New Hampshire Revised Statutes Annotated 547:8
Ms. Ventre argues that Baby Boy O’Neil was never an inhabitant of New Hampshire, nor could he have had an estate in that state. Since all of the actions complained of took place in Massachusetts between Massachusetts domiciliaries she argues that there would be no cause of action on the part of Mr. or Mrs. O’Neil in New Hampshire state court. Consequently, the appointment of Mrs. O’Neil would not have been made had the application been completed correctly.
There was error (misstatement) in the application; nonetheless, the judgment of the plaintiff and her attorney are not at issue here. We are asked to decide whether jurisdiction was properly invoked. Both sides agree, I believe, that if Mrs. O’Neil’s appointment as administratrix by the Rock-ingham County Court of Probate was valid, then diversity exists.
Had we nothing more to go on than Mrs. O’Neil’s original application for appointment showing Nottingham as the last domicile of the decedent, defendant’s argument might have more force. The practical fact of the matter though is that the plaintiffs, realizing their misstatement, petitioned the court in April 1987 (1) to amend and correct the application for appointment, and (2) for an order that Mrs. O’Neil was properly appointed administratrix.
Further, in the body of the petition the plaintiff fully details for the probate court the circumstances existing at the time of the infant’s death. These include the residence of all parties, the nature of the action pending in this Court, the situs of the acts complained of, the pertinent excerpt from the Massachusetts Wrongful Death Statute (M.G.L. c. 229 § 2) and, not least, the text of N.H.R.S.A. 547:8 quoted above concerning probate and granting of administration.
Defendant asks that we determine that the Rockingham County Court of Probate efred when it granted plaintiff’s petition to correct her application and when it ordered that Mrs. O’Neil had been properly appointed. She argues that neither was the O’Neil fetus an inhabitant of, nor did he have estate in New Hampshire. Nor, she adds do the personal representative or his kin have a cause of action there.

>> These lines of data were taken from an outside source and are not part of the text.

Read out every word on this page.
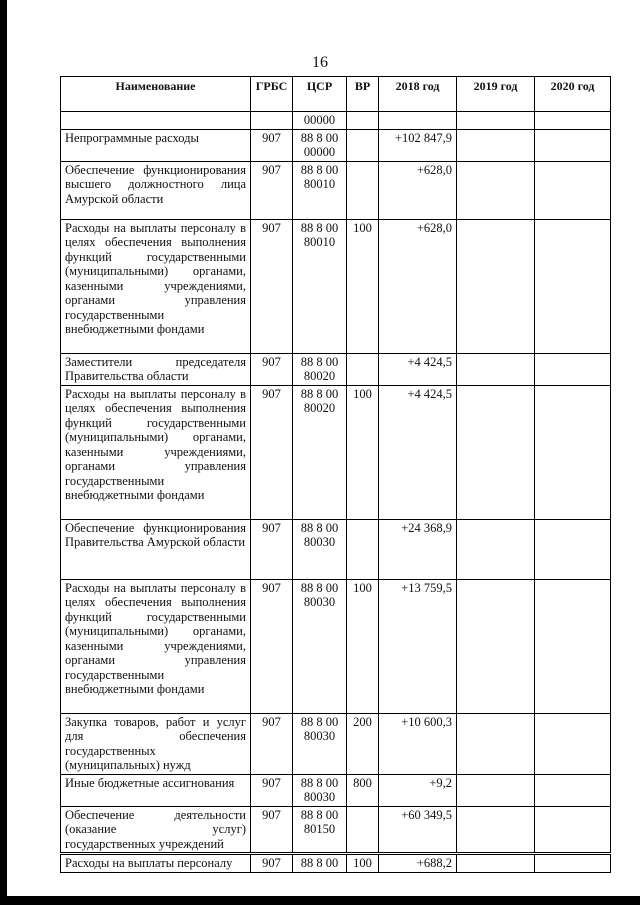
16
Наименование	ГРБС	ЦСР	ВР	2018 год	2019 год	2020 год
		00000				
Непрограммные расходы	907	88 8 00 00000		+102 847,9		
Обеспечение функционирования высшего должностного лица Амурской области	907	88 8 00 80010		+628,0		
Расходы на выплаты персоналу в целях обеспечения выполнения функций государственными (муниципальными) органами, казенными учреждениями, органами управления государственными внебюджетными фондами	907	88 8 00 80010	100	+628,0		
Заместители председателя Правительства области	907	88 8 00 80020		+4 424,5		
Расходы на выплаты персоналу в целях обеспечения выполнения функций государственными (муниципальными) органами, казенными учреждениями, органами управления государственными внебюджетными фондами	907	88 8 00 80020	100	+4 424,5		
Обеспечение функционирования Правительства Амурской области	907	88 8 00 80030		+24 368,9		
Расходы на выплаты персоналу в целях обеспечения выполнения функций государственными (муниципальными) органами, казенными учреждениями, органами управления государственными внебюджетными фондами	907	88 8 00 80030	100	+13 759,5		
Закупка товаров, работ и услуг для обеспечения государственных (муниципальных) нужд	907	88 8 00 80030	200	+10 600,3		
Иные бюджетные ассигнования	907	88 8 00 80030	800	+9,2		
Обеспечение деятельности (оказание услуг) государственных учреждений	907	88 8 00 80150		+60 349,5		
Расходы на выплаты персоналу	907	88 8 00	100	+688,2		
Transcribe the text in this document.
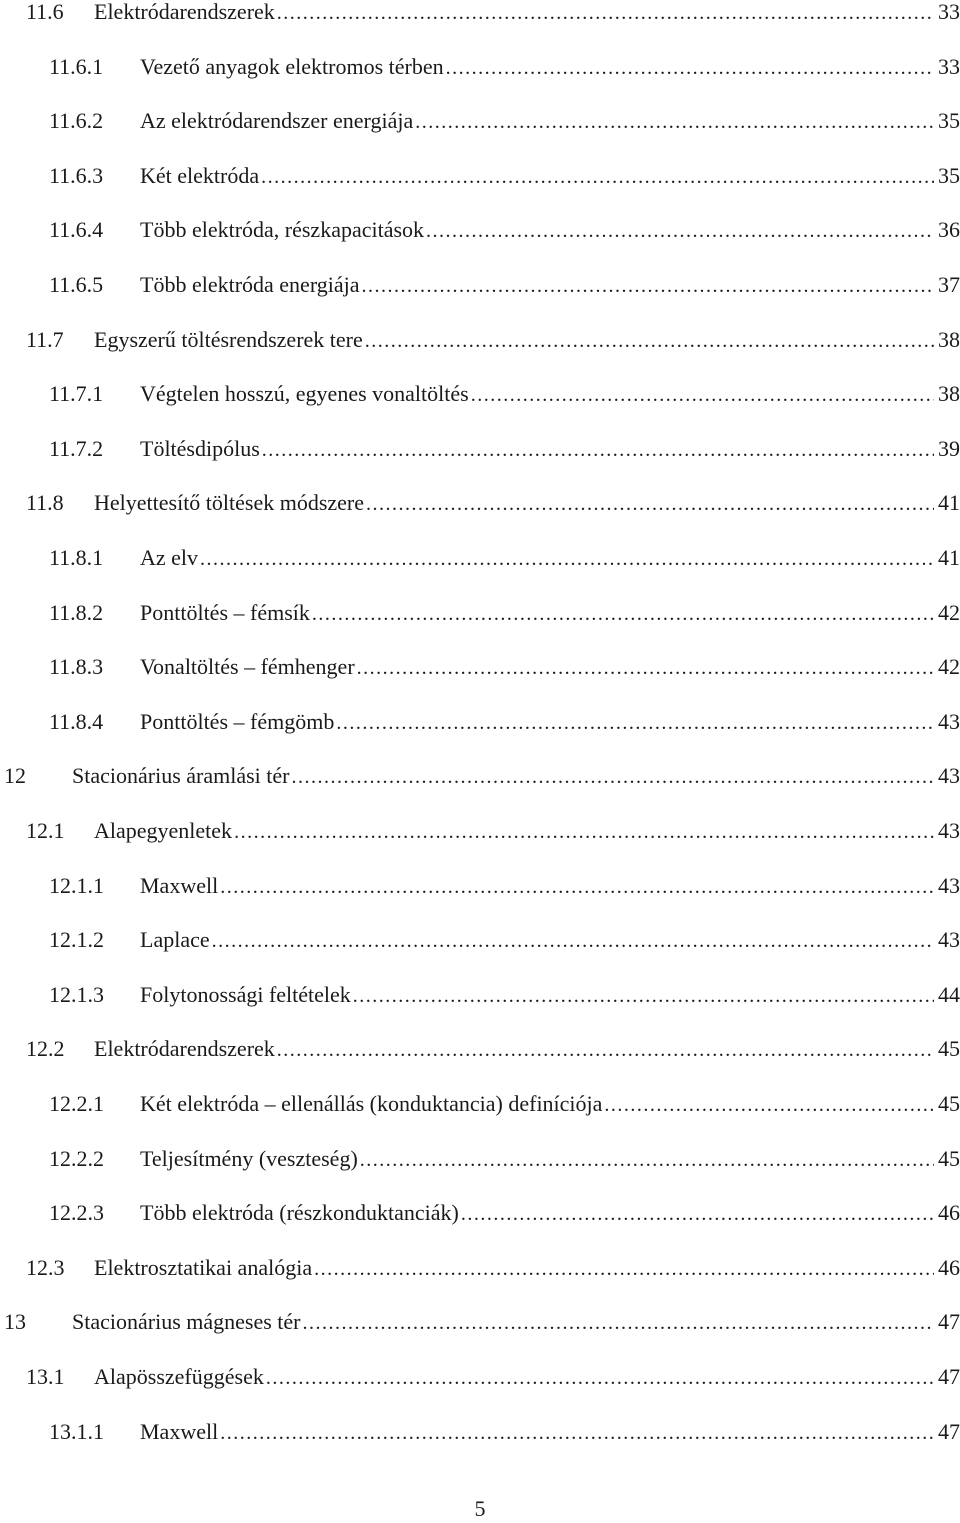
11.6 Elektródarendszerek .....	33
11.6.1 Vezető anyagok elektromos térben .....	33
11.6.2 Az elektródarendszer energiája .....	35
11.6.3 Két elektróda .....	35
11.6.4 Több elektróda, részkapacitások .....	36
11.6.5 Több elektróda energiája .....	37
11.7 Egyszerű töltésrendszerek tere .....	38
11.7.1 Végtelen hosszú, egyenes vonaltöltés .....	38
11.7.2 Töltésdipólus .....	39
11.8 Helyettesítő töltések módszere .....	41
11.8.1 Az elv .....	41
11.8.2 Ponttöltés – fémsík .....	42
11.8.3 Vonaltöltés – fémhenger .....	42
11.8.4 Ponttöltés – fémgömb .....	43
12 Stacionárius áramlási tér .....	43
12.1 Alapegyenletek .....	43
12.1.1 Maxwell .....	43
12.1.2 Laplace .....	43
12.1.3 Folytonossági feltételek .....	44
12.2 Elektródarendszerek .....	45
12.2.1 Két elektróda – ellenállás (konduktancia) definíciója .....	45
12.2.2 Teljesítmény (veszteség) .....	45
12.2.3 Több elektróda (részkonduktanciák) .....	46
12.3 Elektrosztatikai analógia .....	46
13 Stacionárius mágneses tér .....	47
13.1 Alapösszefüggések .....	47
13.1.1 Maxwell .....	47
5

We will not dispute the ruling of the New Hampshire probate judge in a matter within his jurisdiction.
The New Hampshire statute says that “granting administration on the estate of a [deceased] person ... shall belong to the judge for the county ... in which the personal representative or kin of such person has a cause of action.” The probate judge decided apparently that Mrs. O’Neil, as the mother and person petitioning for appointment as administratrix, did indeed have a cause of action in that county.
It is not for me to sit in review of the judge of the Rockingham County Court of Probate. In the light of his order, diversity jurisdiction was not obtained collusively under 28 U.S.C. § 1359. Defendant’s motions on this issue, therefore, are DENIED.